# Real-Time Sentiment Analysis on Twitter Data

The goal of this mini project is to collect data from Twitter and perform sentiment analysis on tweets in real-time using the Spark Streaming API. A predictive model classifies the downloaded tweets as being indicators of either positive (1) or negative (0) feelings.

For this task, a corpus (data set) with over 1.5 million prelabeled tweets was collected from a [Kaggle competition](https://inclass.kaggle.com/c/si650winter11) hosted by the University of Michigan. The Naive Bayes algorithm is then used to train the model on such data.

In [None]:
# PySpark classes.
from pyspark import SparkContext
from pyspark.streaming import StreamingContext

In [None]:
# NLTK classes and functions.
from nltk.sentiment import SentimentAnalyzer
from nltk.classify import NaiveBayesClassifier
from nltk.corpus import subjectivity
from nltk.corpus import stopwords
from nltk.sentiment.util import *

In [None]:
# Modules for HTTP requests.
import requests_oauthlib
import requests

In [None]:
# Miscellaneous modules.
import operator
import string
import time
import json
import ast
import re

## Model training

### Data load

In [None]:
# Load the training CSV file to an RDD.
rdd = sc.textFile('labeled_tweets.csv')

In [None]:
# Show the first rows.
rdd.take(10)

In [None]:
# Remove the header.
header = rdd.first()
rdd = rdd.filter(lambda row: row != header)

In [None]:
rdd.take(10)

### Data preprocessing

In [None]:
# Get a list of English stopwords with and without negation marks.
all_stopwords = sorted(
    stopwords.words('english') + [word + '_NEG' for word in stopwords.words('english')])

In [None]:
def preprocess_row(row):
    """Extract the tweet contents and the sentiment label from a row.
    """
    row = row.split(',')
    translator = str.maketrans({key: None for key in string.punctuation})

    # Remove whitespaces, stopwords, punctuation, and convert to lowercase.
    tweet = re.sub(' +', ' ', row[3]).lower()
    tweet = mark_negation(tweet).translate(translator).split(' ')
    tweet = [word for word in tweet if word != '' and word not in all_stopwords]

    sentiment = row[1]

    return tweet, sentiment

In [None]:
# Apply the clean function for all rows.
rdd = rdd.map(preprocess_row)

In [None]:
# Show the results.
rdd.take(10)

In [None]:
# Get the training and test sets.
train_rdd, test_rdd = rdd.randomSplit([0.7, 0.3], seed=42)

### Feature extraction

In [None]:
# Create the analyzer.
sentiment_analyzer = SentimentAnalyzer()

In [None]:
# Get all words in the training data.
train_data = train_rdd.collect()
train_words = sentiment_analyzer.all_words(train_data)

In [None]:
# Get the top 1000 word features.
unigram_feats = sentiment_analyzer.unigram_word_feats(train_words, top_n=1000)

In [None]:
# Define the feature extractor.
sentiment_analyzer.add_feat_extractor(extract_unigram_feats, unigrams=unigram_feats)

In [None]:
# Extract word features in the training data.
train_feats = sentiment_analyzer.apply_features(train_data)

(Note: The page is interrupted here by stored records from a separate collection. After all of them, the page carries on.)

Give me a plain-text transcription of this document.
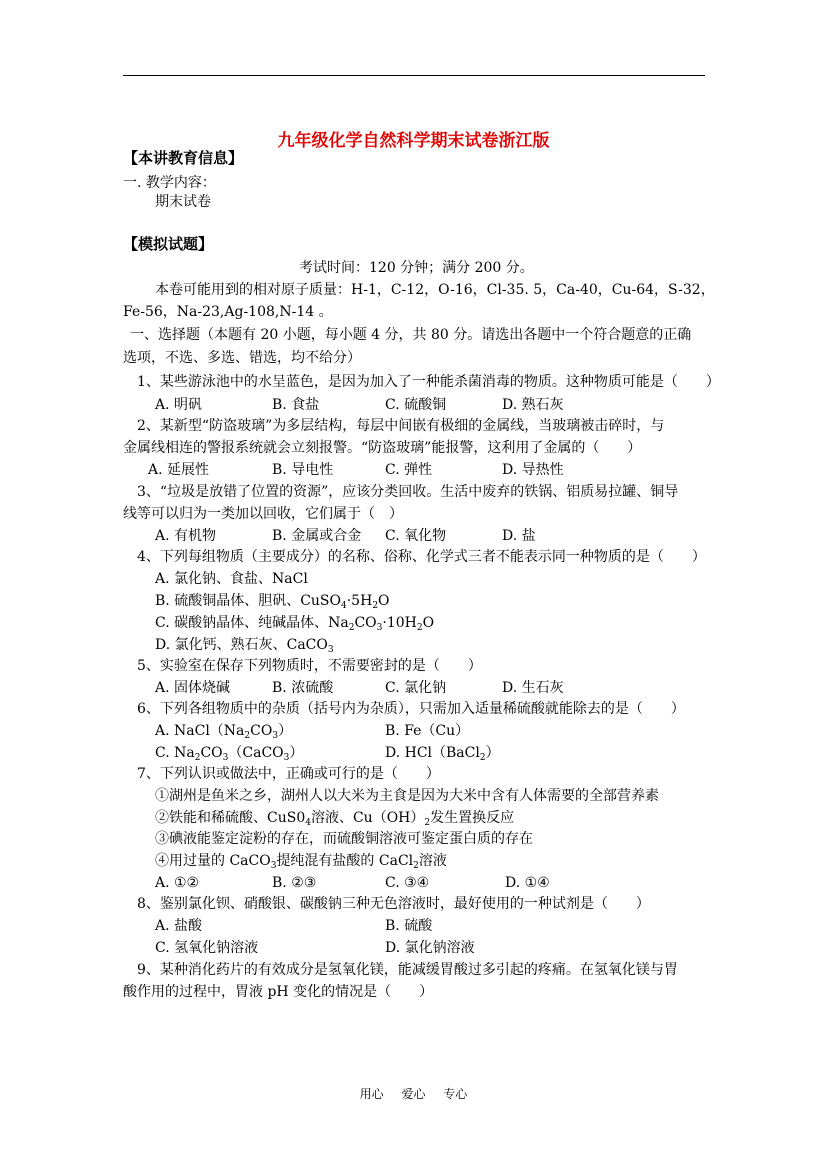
九年级化学自然科学期末试卷浙江版
【本讲教育信息】
一. 教学内容：
期末试卷
【模拟试题】
考试时间：120 分钟；满分 200 分。
本卷可能用到的相对原子质量：H-1，C-12，O-16，Cl-35. 5，Ca-40，Cu-64，S-32，
Fe-56，Na-23,Ag-108,N-14 。
一、选择题（本题有 20 小题，每小题 4 分，共 80 分。请选出各题中一个符合题意的正确
选项，不选、多选、错选，均不给分）
1、某些游泳池中的水呈蓝色，是因为加入了一种能杀菌消毒的物质。这种物质可能是（　　）
A. 明矾	B. 食盐	C. 硫酸铜	D. 熟石灰
2、某新型“防盗玻璃”为多层结构，每层中间嵌有极细的金属线，当玻璃被击碎时，与
金属线相连的警报系统就会立刻报警。“防盗玻璃”能报警，这利用了金属的（　　）
A. 延展性	B. 导电性	C. 弹性	D. 导热性
3、“垃圾是放错了位置的资源”，应该分类回收。生活中废弃的铁锅、铝质易拉罐、铜导
线等可以归为一类加以回收，它们属于（　）
A. 有机物	B. 金属或合金 C. 氧化物	D. 盐
4、下列每组物质（主要成分）的名称、俗称、化学式三者不能表示同一种物质的是（　　）
A. 氯化钠、食盐、NaCl
B. 硫酸铜晶体、胆矾、$CuSO_4\cdot 5H_2O$
C. 碳酸钠晶体、纯碱晶体、$Na_2CO_3\cdot 10H_2O$
D. 氯化钙、熟石灰、CaCO$_3$
5、实验室在保存下列物质时，不需要密封的是（　　）
A. 固体烧碱	B. 浓硫酸	C. 氯化钠	D. 生石灰
6、下列各组物质中的杂质（括号内为杂质），只需加入适量稀硫酸就能除去的是（　　）
A. $NaCl(Na_2CO_3)$	B. Fe（Cu）
C. $Na_2CO_3(CaCO_3)$	D. HCl（BaCl$_2$）
7、下列认识或做法中，正确或可行的是（　　）
①湖州是鱼米之乡，湖州人以大米为主食是因为大米中含有人体需要的全部营养素
②铁能和稀硫酸、$CuS0_4$溶液、$Cu(OH)_2$发生置换反应
③碘液能鉴定淀粉的存在，而硫酸铜溶液可鉴定蛋白质的存在
④用过量的 CaCO$_3$提纯混有盐酸的 CaCl$_2$溶液
A. ①②	B. ②③	C. ③④	D. ①④
8、鉴别氯化钡、硝酸银、碳酸钠三种无色溶液时，最好使用的一种试剂是（　　）
A. 盐酸	B. 硫酸
C. 氢氧化钠溶液	D. 氯化钠溶液
9、某种消化药片的有效成分是氢氧化镁，能减缓胃酸过多引起的疼痛。在氢氧化镁与胃
酸作用的过程中，胃液 pH 变化的情况是（　　）
用心 爱心 专心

### Training and evaluation

In [None]:
# Train the Naive Bayes model.
nb_trainer = NaiveBayesClassifier.train
nb_model = sentiment_analyzer.train(nb_trainer, train_feats, save_classifier=True)

In [None]:
# Prepare the test data.
test_data = test_rdd.collect()
test_feats = sentiment_analyzer.apply_features(test_data)

In [None]:
# Make predictions and evaluate in the test set.
test_results = sentiment_analyzer.evaluate(test_feats, verbose=True)

## Data streaming

In [None]:
# Stream update interval (in seconds).
MINIBATCH_INTERVAL = 10

In [None]:
# Maximum number of tweets downloaded at once.
TWEETS_PER_BATCH = 100

In [None]:
# We're interested in tweets containing this term.
search_term = 'Trump'

In [None]:
# Create the streaming context.
ssc = StreamingContext(sc, MINIBATCH_INTERVAL)

In [None]:
# Configure the stream.
empty_rdd = sc.parallelize([0])
stream = ssc.queueStream([], default=empty_rdd)

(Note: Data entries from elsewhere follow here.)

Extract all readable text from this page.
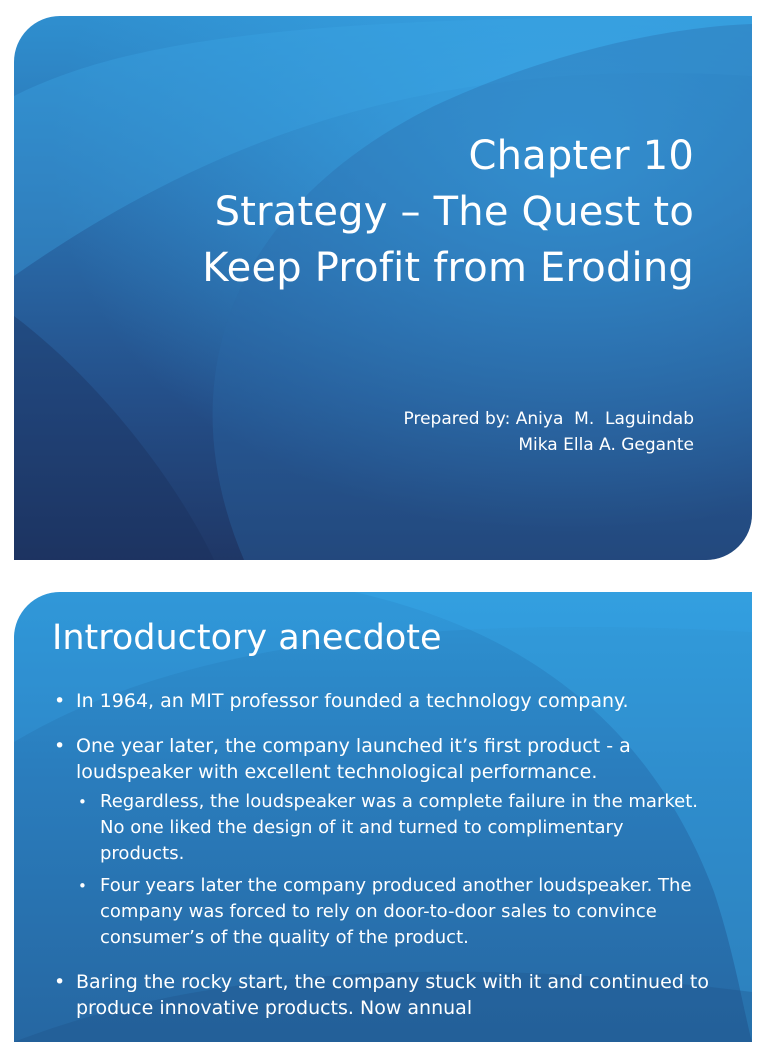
Chapter 10
Strategy – The Quest to
Keep Profit from Eroding
Prepared by: Aniya  M.  Laguindab
Mika Ella A. Gegante
Introductory anecdote
• In 1964, an MIT professor founded a technology company.
• One year later, the company launched it’s first product - a loudspeaker with excellent technological performance.
• Regardless, the loudspeaker was a complete failure in the market. No one liked the design of it and turned to complimentary products.
• Four years later the company produced another loudspeaker. The company was forced to rely on door-to-door sales to convince consumer’s of the quality of the product.
• Baring the rocky start, the company stuck with it and continued to produce innovative products. Now annual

### Twitter authentication

In [None]:
# Consumer keys and access tokens for the Twitter API.
consumer_key = ''
consumer_secret = ''
access_token = ''
access_token_secret = ''

In [None]:
# Twitter URLs.
sample_url = 'https://stream.twitter.com/1.1/statuses/sample.json'
filter_url = 'https://stream.twitter.com/1.1/statuses/filter.json?track=' + search_term

In [None]:
# Get the authentication object.
auth = requests_oauthlib.OAuth1(consumer_key, consumer_secret,
                                access_token, access_token_secret)

### Tweet classification

In [None]:
def get_tweets():
    """Connect to Twitter and download a certain number of tweets.
    """
    response = requests.get(filter_url, auth=auth, stream=True)
    print(filter_url, response)
    
    count = 0
    for line in response.iter_lines():
        if count >= TWEETS_PER_BATCH:
            break
        try:
            post = json.loads(line.decode('utf-8'))
            count += 1
            yield post['text']
        except:
            result = False

In [None]:
# Specify the data transform functions.
stream = stream.transform(lambda _, rdd: rdd.flatMap(lambda __: get_tweets()))

In [None]:
def preprocess_and_classify(row):
    """Get tweets, put them in the right format and classify them.
    """
    translator = str.maketrans({key: None for key in string.punctuation})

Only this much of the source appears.